Я вскипел, занес над ним меч, всего трясет от необузданной и вообще-то не свойственной мне ярости. Он закрыл руками голову и зажмурился, будто так можно уберечься от меча.

Я заорал:

– Кто всем этим командует?

– Как это?

– Кто ваш повелитель?.. – рявкнул я. – Кто это придумал, пробиваться в наш мир?

Он прокричал дрожащим голосом:

– Это всегда было!.. Всегда пробивались… Все тысячи лет…

– Но что-то я раньше не видел!

Он посмотрел сквозь растопыренные пальцы, я сделал зверское лицо, он сказал торопливо:

– Раньше не могли! Но теперь с той стороны помогают…

– Кто?

– Говорят, Темная Фея!

– Почему?

Он сделал попытку пожать плечами, но острие моего меча блестит прямо перед глазами, и он остался неподвижным, только прошептал:

– Она выращивала будущего повелителя сразу двух миров, который объединит их… Для него уже изготовлена особая корона, что ждала своего часа тысячи лет. Тот, кто ее наденет, станет властелином. Не будет Темного мира и Светлого, а только один…

– Темный?

– Да…

Я сцепил зубы, подумал, рыкнул:

– Где сейчас Темная Фея?

– Она не здесь!

– А где?

– Все еще в том, – проговорил он быстро, – откуда вы пришли… и откуда я тоже… Но для нас он закрыт.

– Не для меня, – отрезал я жестко. – В каких краях, знаешь?

Он ответил нерешительно:

– Раньше жила в Янтарной Капле! Но сейчас… не знаю.

– Янтарная Капля – это край или замок?

– Скорее, замок… как я слышал.

Я смерил его злым взглядом, надо бы убить этого миниона, но трудно лишать жизни того, кто отвечает на вопросы искренне и быстро.

– Спасибо, – сказал я коротко.

Он начал растерянно улыбаться, я резко ударил рукоятью его в голову.

Слабо хрустнуло, словно переломилась височная кость. Он растянулся, как жаба на дороге, бессильно разбросав руки и запрокинув голову, огромный кадык торчит остро и беззащитно.

Ладно, если я перестарался, то все к лучшему. Такие не должны жить даже здесь.

Я убрал меч в ножны и торопливо побежал дальше.

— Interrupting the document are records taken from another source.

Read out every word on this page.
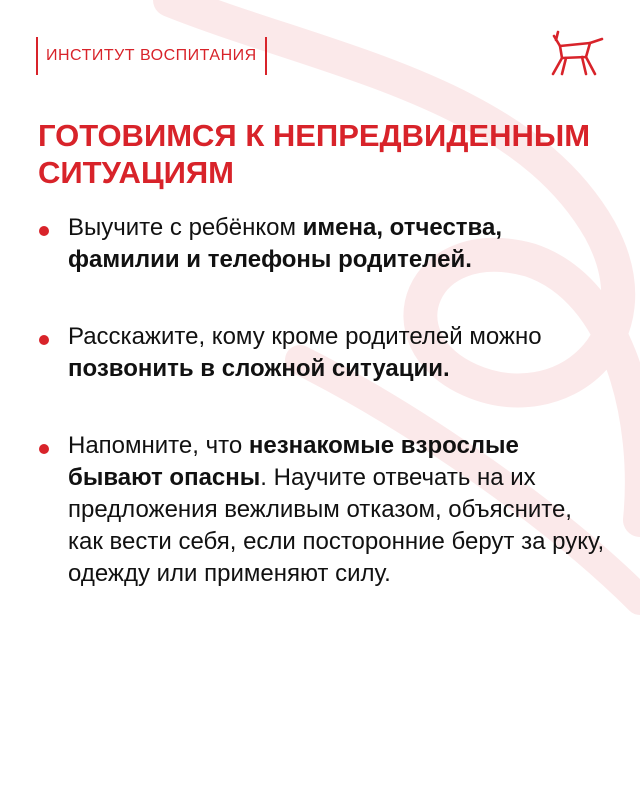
ИНСТИТУТ ВОСПИТАНИЯ
ГОТОВИМСЯ К НЕПРЕДВИДЕННЫМ
СИТУАЦИЯМ
Выучите с ребёнком имена, отчества, фамилии и телефоны родителей.
Расскажите, кому кроме родителей можно позвонить в сложной ситуации.
Напомните, что незнакомые взрослые бывают опасны. Научите отвечать на их предложения вежливым отказом, объясните, как вести себя, если посторонние берут за руку, одежду или применяют силу.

Не знаю, как местные научились прятать свой мир, но, признаю, преуспели. По словам Илларианы, они отделились от общего древа еще раньше их. Хотя, может быть, это люди от них отделились, а они под влиянием какого-то хтонического культа сменили человеческие ценности на нечто иное, долго и упорно развивались в этом направлении, пока не обособились еще больше, чем племя Илларианы. Те хоть живут в нашем мире, а эти сумели спрятаться, обособиться, изолироваться так, что попасть к ним могут только… разделяющие их ценности.

Кроме того, владеют какой-то древней чертовщиной, что их самих меняет по странным для меня законам или параметрам и начинает оказывать влияние на уязвимые места в нашем мире. Марсель говорил, что в полночь в одном месте Альтенбаумбурга сдвинулись стены, некоторые комнаты изменили пропорции, а еще довольно большая комната вообще исчезла…

Да я и сам видел тех бараноящеров, рука человеческая не в состоянии создать такое изощренное уродство. Если этих конкистадоров не остановить, будут все больше вторгаться в наш мир, менять его, подстраивать под свой…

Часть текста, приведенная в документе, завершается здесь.